Samantha, who has autism, intellectual disability and behavioral disability, has tried several special schools and a cocktail of drugs to stop self-harming behaviors, including hitting the side of her head so hard that ‘she detached her retina,’ Shear said.

But nothing made a difference until electric shocks, which are administered by staff members at two-second intervals via a device carried in a backpack attached by wires to patches on the students’ skin, according to Shear.

School officials add that anyone who receives the electric shocks – the youngest of whom is 26 – has the approval of a judge and that the school has made changes since the early 2000s, including the discontinued use of the array to which Andre McCollins was attached.

But some former students who experienced the electric shocks say they were administered in response to more than just violent or dangerous behavior – and that the device caused more harm than it prevented.

“It’s like you can’t really prepare for anything. It was terrifying,” said Jennifer Msumba, 46, who has autism, tics and obsessive-compulsive disorder, and attended school between 2002 and 2009, receiving electric shocks for most of that time. .
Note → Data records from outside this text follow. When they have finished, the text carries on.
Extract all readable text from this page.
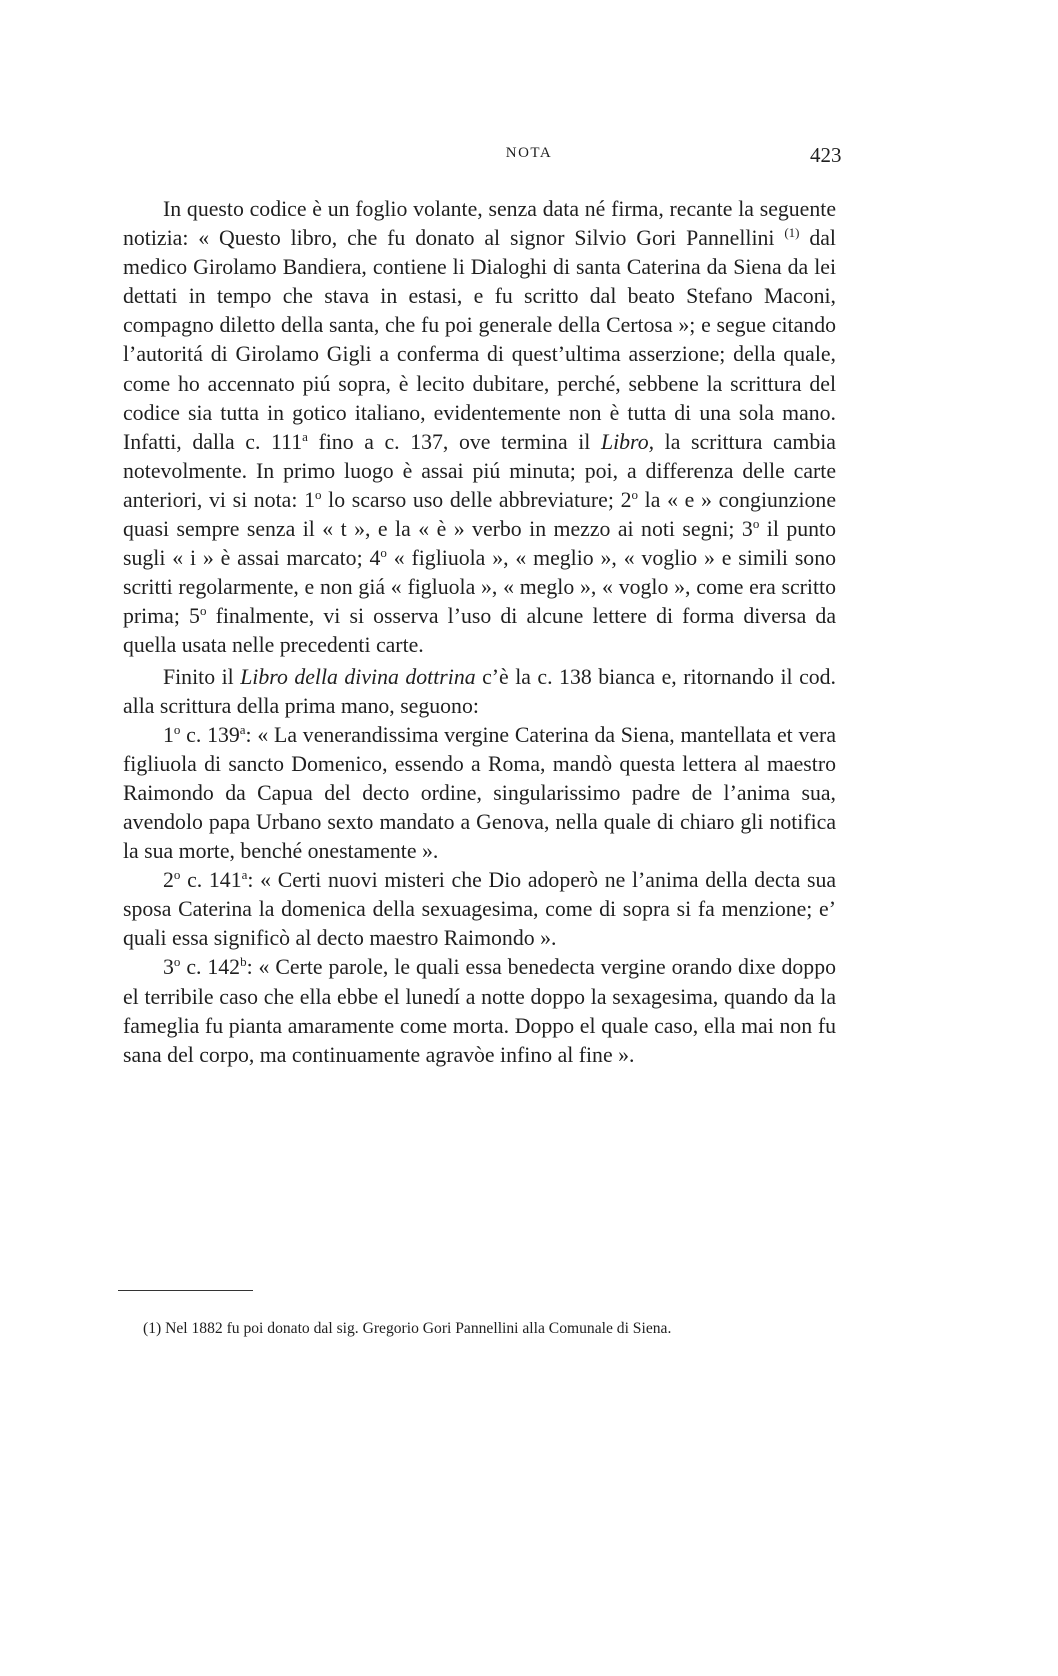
NOTA	423

In questo codice è un foglio volante, senza data né firma, recante la seguente notizia: « Questo libro, che fu donato al signor Silvio Gori Pannellini $^{(1)}$ dal medico Girolamo Bandiera, contiene li Dialoghi di santa Caterina da Siena da lei dettati in tempo che stava in estasi, e fu scritto dal beato Stefano Maconi, compagno diletto della santa, che fu poi generale della Certosa »; e segue citando l’autoritá di Girolamo Gigli a conferma di quest’ultima asserzione; della quale, come ho accennato piú sopra, è lecito dubitare, perché, sebbene la scrittura del codice sia tutta in gotico italiano, evidentemente non è tutta di una sola mano. Infatti, dalla c. 111$^a$ fino a c. 137, ove termina il Libro, la scrittura cambia notevolmente. In primo luogo è assai piú minuta; poi, a differenza delle carte anteriori, vi si nota: 1$^o$ lo scarso uso delle abbreviature; 2$^o$ la « e » congiunzione quasi sempre senza il « t », e la « è » verbo in mezzo ai noti segni; 3$^o$ il punto sugli « i » è assai marcato; 4$^o$ « figliuola », « meglio », « voglio » e simili sono scritti regolarmente, e non giá « figluola », « meglo », « voglo », come era scritto prima; 5$^o$ finalmente, vi si osserva l’uso di alcune lettere di forma diversa da quella usata nelle precedenti carte.

Finito il Libro della divina dottrina c’è la c. 138 bianca e, ritornando il cod. alla scrittura della prima mano, seguono:

1$^o$ c. 139$^a$: « La venerandissima vergine Caterina da Siena, mantellata et vera figliuola di sancto Domenico, essendo a Roma, mandò questa lettera al maestro Raimondo da Capua del decto ordine, singularissimo padre de l’anima sua, avendolo papa Urbano sexto mandato a Genova, nella quale di chiaro gli notifica la sua morte, benché onestamente ».

2$^o$ c. 141$^a$: « Certi nuovi misteri che Dio adoperò ne l’anima della decta sua sposa Caterina la domenica della sexuagesima, come di sopra si fa menzione; e’ quali essa significò al decto maestro Raimondo ».

3$^o$ c. 142$^b$: « Certe parole, le quali essa benedecta vergine orando dixe doppo el terribile caso che ella ebbe el lunedí a notte doppo la sexagesima, quando da la fameglia fu pianta amaramente come morta. Doppo el quale caso, ella mai non fu sana del corpo, ma continuamente agravòe infino al fine ».

(1) Nel 1882 fu poi donato dal sig. Gregorio Gori Pannellini alla Comunale di Siena.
“They give you this huge list of things that constitute a shocking offence. Reaching out my hands, waving my hands in front of my face. They shock you for saying more than five inappropriate verbal behaviors in an hour.

Nathan Blenkush, director of clinical services at the Judge Rotenberg Center, says staff members are trained to administer shocks for behaviors that the school has identified as “antecedents” that can lead to violent or dangerous behavior.

Blenkush claimed that each person receiving electric shocks receives an average of one zap per week and described it as “safe, low-level current”.

But Msumba, who likened the electric shocks to bee stings, said the emotional scar from the shocks survived any physical pain.

“I’ve been gone for about 14 years and I still have nightmares every night about this place,” said Msumba, who now lives in a residence in Florida. “I am shocked every night of my life.”

A New York State Department of Education spokeswoman said state law bars any school-aged student attending Judge Rotenberg Center from receiving shocks, though 21 New York adults do it.

The school, however, is still listed as an “accredited” private school for children who cannot be accommodated in other public or private schools in the state – allowing families to apply for public funding for tuition fees. schooling without court approval, according to a city Department of Education spokesperson.

The New York City Department of Education paid more than $8 million to cover tuition for more than 60 students at Judge Rotenberg Center last year, according to agency data.

Glenda Crookes, president and CEO of the Judge Rotenberg Center, said if Brisport’s bill to cut New York’s public funding becomes law, it would devastate the school’s finances and hurt students who ” have nowhere to go”.

Brisport argued that if the school stops using electric shocks, its funding will not be compromised and argued that the state has a moral obligation not to support an institution that still uses the practice.

“If we admit it’s wrong to do it, why would we fund a school to keep doing it?” he said.